Clinton recovering well from blood clot in her head
Nikhil Kumar is The Independent's New York correspondent. He was formerly assistant editor on the foreign desk and has also done a variety of jobs on the city desk, where he wrote about markets, commodities and other business and economics topics.
Tuesday 01 January 2013
Doctors expect Hillary Clinton to make a full recovery after the discovery of blood clot in her head after a concussion she suffered last month.
Mrs Clinton, who is due to step down as President Obama's Secretary of State after what is widely viewed as a successful tenure during which she became the county's most travelled top diplomat, was asked to stay back at New York Presbyterian over the weekend after the detection of the clot during a medical exam.
The check-up had been planned in the wake of a concussion in mid-December, when Mrs Clinton, who maintained a gruelling schedule in the past four years, visiting 112 countries as Mr Obama's chief emissary abroad, fainted due to what was reported to be dehydration. At the time, the former Democratic Presidential hopeful was suffering from a stomach virus.
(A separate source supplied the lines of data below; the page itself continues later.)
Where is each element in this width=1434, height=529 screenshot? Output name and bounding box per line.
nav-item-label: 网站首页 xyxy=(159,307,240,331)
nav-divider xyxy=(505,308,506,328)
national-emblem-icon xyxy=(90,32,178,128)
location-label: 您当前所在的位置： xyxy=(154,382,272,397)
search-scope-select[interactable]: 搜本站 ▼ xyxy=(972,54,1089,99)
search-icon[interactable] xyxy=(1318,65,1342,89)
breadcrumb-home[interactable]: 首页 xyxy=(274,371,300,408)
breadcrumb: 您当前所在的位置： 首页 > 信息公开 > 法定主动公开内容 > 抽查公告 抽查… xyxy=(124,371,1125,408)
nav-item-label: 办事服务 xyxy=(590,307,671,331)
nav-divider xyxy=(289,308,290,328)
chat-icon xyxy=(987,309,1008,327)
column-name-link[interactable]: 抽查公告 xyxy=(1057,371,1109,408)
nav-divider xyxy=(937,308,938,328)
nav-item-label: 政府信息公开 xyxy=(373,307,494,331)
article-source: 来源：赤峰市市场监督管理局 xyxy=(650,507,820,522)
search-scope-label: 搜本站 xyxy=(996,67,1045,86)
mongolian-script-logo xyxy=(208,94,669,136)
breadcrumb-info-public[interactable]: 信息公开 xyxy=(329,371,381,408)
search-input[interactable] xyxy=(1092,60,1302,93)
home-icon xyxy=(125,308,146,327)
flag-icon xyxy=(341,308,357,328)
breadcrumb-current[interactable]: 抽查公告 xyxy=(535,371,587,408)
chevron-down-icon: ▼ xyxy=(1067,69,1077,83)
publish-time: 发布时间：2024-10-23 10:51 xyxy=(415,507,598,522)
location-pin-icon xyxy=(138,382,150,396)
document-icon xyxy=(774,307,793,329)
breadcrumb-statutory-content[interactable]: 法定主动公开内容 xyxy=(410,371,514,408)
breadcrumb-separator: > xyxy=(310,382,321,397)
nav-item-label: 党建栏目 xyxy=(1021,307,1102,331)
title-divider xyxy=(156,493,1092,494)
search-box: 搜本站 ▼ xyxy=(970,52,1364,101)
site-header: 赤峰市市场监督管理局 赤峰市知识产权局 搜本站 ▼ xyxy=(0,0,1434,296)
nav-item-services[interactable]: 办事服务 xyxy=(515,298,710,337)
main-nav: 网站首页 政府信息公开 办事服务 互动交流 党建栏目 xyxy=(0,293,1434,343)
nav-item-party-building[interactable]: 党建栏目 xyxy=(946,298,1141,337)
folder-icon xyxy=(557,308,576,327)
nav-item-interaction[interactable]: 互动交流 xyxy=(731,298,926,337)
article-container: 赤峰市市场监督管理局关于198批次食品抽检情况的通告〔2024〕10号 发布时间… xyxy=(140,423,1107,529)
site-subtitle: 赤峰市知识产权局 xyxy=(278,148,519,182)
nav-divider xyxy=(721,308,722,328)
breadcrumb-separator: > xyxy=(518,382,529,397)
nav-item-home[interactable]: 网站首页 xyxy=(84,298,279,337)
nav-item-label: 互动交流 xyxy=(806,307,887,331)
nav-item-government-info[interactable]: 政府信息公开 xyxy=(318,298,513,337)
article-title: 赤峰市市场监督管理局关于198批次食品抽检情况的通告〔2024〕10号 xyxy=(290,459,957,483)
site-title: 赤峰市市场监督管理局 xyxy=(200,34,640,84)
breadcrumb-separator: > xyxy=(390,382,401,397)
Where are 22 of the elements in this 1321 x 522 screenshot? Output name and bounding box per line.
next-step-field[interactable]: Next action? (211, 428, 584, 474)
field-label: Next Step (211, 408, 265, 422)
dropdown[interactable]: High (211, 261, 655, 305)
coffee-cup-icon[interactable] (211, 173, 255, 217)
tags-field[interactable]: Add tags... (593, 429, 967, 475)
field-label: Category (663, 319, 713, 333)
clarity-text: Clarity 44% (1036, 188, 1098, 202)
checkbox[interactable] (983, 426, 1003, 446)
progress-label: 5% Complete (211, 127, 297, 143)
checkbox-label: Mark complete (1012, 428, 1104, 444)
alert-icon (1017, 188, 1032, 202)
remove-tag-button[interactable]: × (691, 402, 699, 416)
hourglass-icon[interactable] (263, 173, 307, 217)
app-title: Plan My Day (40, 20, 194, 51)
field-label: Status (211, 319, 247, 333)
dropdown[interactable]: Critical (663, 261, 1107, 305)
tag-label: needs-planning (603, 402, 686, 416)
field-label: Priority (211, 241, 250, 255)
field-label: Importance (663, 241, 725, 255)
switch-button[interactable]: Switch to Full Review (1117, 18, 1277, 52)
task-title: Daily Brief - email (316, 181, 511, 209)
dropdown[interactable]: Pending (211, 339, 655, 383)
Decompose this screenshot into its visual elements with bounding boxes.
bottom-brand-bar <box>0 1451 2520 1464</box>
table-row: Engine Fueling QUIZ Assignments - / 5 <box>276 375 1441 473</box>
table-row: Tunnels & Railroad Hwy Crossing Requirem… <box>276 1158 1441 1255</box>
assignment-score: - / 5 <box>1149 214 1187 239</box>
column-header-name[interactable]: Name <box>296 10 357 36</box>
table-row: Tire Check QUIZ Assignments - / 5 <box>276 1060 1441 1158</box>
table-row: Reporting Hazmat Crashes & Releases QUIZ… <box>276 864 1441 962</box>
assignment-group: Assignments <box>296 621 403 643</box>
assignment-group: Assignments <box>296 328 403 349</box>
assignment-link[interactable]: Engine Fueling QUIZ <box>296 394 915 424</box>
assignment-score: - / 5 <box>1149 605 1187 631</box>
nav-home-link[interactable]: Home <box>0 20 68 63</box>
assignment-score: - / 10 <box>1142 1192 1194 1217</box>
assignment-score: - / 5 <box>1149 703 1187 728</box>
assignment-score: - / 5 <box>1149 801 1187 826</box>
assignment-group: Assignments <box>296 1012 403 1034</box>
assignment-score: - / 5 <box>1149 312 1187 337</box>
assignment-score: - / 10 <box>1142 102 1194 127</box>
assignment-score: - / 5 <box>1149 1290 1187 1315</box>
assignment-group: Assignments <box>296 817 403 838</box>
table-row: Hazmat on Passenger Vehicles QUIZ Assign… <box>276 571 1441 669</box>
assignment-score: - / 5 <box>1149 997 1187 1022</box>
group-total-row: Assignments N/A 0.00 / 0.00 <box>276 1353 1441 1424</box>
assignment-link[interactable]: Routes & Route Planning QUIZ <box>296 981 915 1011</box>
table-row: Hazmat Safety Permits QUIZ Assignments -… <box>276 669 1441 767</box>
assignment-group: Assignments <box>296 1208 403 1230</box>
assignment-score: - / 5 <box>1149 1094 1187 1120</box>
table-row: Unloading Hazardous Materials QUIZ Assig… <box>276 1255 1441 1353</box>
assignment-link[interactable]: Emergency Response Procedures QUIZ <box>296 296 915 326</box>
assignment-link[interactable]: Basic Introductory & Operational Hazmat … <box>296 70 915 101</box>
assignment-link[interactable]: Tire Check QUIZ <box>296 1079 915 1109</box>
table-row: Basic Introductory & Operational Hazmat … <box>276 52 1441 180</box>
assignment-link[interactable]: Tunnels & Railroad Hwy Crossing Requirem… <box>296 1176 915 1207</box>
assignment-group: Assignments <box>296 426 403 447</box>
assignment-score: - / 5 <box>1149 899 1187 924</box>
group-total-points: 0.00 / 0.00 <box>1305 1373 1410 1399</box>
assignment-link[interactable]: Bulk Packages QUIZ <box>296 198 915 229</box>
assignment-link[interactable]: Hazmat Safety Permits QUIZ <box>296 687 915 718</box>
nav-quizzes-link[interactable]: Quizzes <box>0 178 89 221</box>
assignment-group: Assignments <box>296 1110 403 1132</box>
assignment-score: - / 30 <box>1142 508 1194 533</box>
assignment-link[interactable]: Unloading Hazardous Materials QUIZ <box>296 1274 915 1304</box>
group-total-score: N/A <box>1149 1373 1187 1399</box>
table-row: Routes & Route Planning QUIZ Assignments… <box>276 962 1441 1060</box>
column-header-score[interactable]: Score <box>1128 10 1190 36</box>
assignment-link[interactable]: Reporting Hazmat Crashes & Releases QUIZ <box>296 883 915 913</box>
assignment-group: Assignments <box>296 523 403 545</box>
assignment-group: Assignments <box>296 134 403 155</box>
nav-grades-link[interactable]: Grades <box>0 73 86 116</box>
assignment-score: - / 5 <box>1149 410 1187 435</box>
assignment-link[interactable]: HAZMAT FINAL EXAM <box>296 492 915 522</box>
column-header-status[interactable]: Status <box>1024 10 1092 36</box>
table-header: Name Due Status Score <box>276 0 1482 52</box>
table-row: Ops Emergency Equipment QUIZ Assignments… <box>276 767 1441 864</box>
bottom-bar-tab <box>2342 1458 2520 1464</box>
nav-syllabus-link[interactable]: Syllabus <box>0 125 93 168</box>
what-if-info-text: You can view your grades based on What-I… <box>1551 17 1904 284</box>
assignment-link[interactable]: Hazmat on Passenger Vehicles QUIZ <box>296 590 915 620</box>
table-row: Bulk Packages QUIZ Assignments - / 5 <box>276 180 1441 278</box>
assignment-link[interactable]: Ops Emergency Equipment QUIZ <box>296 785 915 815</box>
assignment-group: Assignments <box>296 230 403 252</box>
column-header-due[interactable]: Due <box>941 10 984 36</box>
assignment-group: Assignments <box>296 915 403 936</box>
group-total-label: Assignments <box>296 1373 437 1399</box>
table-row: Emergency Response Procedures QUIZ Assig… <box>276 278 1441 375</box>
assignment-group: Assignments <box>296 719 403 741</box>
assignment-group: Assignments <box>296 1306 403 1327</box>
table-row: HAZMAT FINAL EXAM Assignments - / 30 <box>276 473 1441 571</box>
Last night, doctors disclosed that the clot was "in the vein in the space between the brain and the skull, behind the right ear". However, they added that "it did not result in a stroke or neurological damage". "The secretary is making excellent progress and we are confident she will make a full recovery," the doctors said in a statement. "She is in good spirits, engaging with her doctors, her family, and her staff."
Mrs Clinton's health has come into focus as attention turns from her tenure at the State Department – where she is due to replaced by Senator John Kerry around the time of Mr Obama's second inauguration later this month – to a potential White House run in 2016.
Earlier, her illness forced the 65-year-old to cancel a planned trip to the Middle East and North Africa. It also led to her bowing out from testifying before a Congressional panel probing the attack on the US diplomatic post in Benghazi, Libya. The assault on 11 September led to the death of a number of American officials, including Ambassador Chris Stevens, and provoked a heated debate between the White House and senior Republicans, who questioned security arrangements for diplomats operating abroad.
Yesterday, in the latest development in the Benghazi case, a Senate report concluded that the State Department's decision to keep the outpost open despite "the inability of the Libyan government to fulfil its duties to secure the facility" and "the increasingly dangerous threat assessments" was a "grievous mistake".